For the last few years, my fingers have been shaking a bit. It hasn’t been a bigly problem. But as of three days ago, my shaking phalanges have manifested a noticeable escalation in their doing whatever the hell they want, despite the orders I send them. In the context of my day-to-day doings, I manage my little finger earthquakes quite effectively. The real problem occurs when I’m writing on the computers. My fingers now have a tendency to hit the keys next to the key I told it to hit. And sometimes a finger’s shaking will cause it to tap one key twice.

Trying to move the cursor where I want it to be on the screen sometimes becomes a mystery as to where it will set itself down. When I’m typing on the laptop or desktop, I begin to feel as if I’m playing with a Ouija board. Apparently, my keyboard is trying to send me a message of some sort– perhaps from the beyond. Maybe my fingers are possessed. Or maybe my keyboard is. I dunno.

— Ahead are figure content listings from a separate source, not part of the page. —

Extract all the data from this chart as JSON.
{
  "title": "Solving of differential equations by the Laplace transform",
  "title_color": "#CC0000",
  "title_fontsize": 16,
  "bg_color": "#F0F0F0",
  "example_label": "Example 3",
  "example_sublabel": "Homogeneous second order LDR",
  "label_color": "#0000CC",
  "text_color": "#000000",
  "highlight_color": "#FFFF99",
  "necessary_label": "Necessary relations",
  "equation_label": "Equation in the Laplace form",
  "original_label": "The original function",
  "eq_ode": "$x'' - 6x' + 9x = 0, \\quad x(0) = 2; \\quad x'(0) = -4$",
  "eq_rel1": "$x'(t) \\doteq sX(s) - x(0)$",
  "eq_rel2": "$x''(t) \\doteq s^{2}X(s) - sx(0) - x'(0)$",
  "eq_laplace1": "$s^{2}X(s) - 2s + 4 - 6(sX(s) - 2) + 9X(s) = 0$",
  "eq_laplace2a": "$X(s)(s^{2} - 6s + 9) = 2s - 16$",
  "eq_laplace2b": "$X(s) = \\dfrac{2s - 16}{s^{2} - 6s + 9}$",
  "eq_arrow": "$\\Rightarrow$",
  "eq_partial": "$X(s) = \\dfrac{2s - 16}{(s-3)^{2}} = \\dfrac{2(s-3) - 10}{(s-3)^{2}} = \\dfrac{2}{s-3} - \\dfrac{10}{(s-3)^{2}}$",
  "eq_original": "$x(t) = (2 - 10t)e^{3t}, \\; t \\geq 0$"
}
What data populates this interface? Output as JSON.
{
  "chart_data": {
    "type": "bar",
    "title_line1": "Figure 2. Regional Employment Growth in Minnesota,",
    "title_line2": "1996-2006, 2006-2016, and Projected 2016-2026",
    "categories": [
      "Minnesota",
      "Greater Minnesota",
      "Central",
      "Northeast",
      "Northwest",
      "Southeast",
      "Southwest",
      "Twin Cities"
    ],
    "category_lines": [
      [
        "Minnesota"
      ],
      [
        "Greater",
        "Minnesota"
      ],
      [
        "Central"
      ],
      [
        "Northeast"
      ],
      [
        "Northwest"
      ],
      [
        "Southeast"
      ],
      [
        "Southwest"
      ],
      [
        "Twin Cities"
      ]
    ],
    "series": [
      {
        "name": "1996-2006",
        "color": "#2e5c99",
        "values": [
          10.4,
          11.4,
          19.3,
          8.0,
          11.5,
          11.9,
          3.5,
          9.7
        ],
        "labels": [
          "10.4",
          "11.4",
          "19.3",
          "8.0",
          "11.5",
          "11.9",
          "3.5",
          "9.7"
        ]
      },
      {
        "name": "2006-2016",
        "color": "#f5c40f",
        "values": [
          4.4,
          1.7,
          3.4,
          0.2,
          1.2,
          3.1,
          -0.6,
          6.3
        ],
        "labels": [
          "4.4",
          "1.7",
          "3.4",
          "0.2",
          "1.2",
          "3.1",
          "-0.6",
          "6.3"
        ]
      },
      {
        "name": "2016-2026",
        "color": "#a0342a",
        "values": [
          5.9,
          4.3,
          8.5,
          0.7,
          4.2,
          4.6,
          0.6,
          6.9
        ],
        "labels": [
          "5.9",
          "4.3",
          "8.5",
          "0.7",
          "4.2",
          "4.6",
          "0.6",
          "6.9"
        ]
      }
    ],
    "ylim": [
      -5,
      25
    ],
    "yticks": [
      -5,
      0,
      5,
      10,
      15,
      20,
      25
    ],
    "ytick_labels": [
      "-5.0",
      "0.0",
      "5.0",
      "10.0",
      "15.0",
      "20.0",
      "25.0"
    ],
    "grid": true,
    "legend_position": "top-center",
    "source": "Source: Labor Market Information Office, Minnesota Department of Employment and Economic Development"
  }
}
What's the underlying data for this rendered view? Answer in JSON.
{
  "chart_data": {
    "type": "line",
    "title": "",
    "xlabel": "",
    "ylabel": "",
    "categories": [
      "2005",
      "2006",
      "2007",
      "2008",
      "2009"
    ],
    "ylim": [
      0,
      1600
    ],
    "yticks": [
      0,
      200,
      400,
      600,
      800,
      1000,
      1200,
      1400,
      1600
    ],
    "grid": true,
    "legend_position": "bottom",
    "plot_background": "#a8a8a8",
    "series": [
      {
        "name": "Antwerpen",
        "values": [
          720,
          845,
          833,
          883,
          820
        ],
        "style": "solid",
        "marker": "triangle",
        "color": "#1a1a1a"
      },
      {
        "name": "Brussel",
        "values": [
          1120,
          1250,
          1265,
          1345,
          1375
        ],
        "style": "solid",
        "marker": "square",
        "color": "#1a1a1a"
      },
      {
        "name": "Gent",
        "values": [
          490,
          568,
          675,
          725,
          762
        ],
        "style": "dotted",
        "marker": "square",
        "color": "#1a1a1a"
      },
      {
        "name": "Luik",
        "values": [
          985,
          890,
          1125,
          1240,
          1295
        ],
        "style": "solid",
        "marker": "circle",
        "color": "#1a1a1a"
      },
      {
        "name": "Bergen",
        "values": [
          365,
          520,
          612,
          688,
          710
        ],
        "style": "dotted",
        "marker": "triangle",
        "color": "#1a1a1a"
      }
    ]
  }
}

All of these medical problems either happened or came to a head the second I turned 54, last March. (Well, that’s how it seems). I hope every one of these problems is resolved by the second I turn 55. I know I will continue to experience age-related physical changes– which are generally not pleasant, but oh well. I don’t fight that. I’m at peace with aging. But I hope turning 55 in a few months will bring me some better health karma. I’ll settle for whatever karma won’t pile a mountain of physical issues on me, simultaneously. Of course, that all depends on if I have any good karma coming my way. I will certainly hate it if all the karma I get is the karma I probably truly deserve.

BTW  My health is good, relatively speaking. I am blessed to be so well. Despite what it might seem, I’m not complaining in this post. I’m just having a written tantrum which will pass as soon as I eat ice cream for breakfast and lunch and dinner.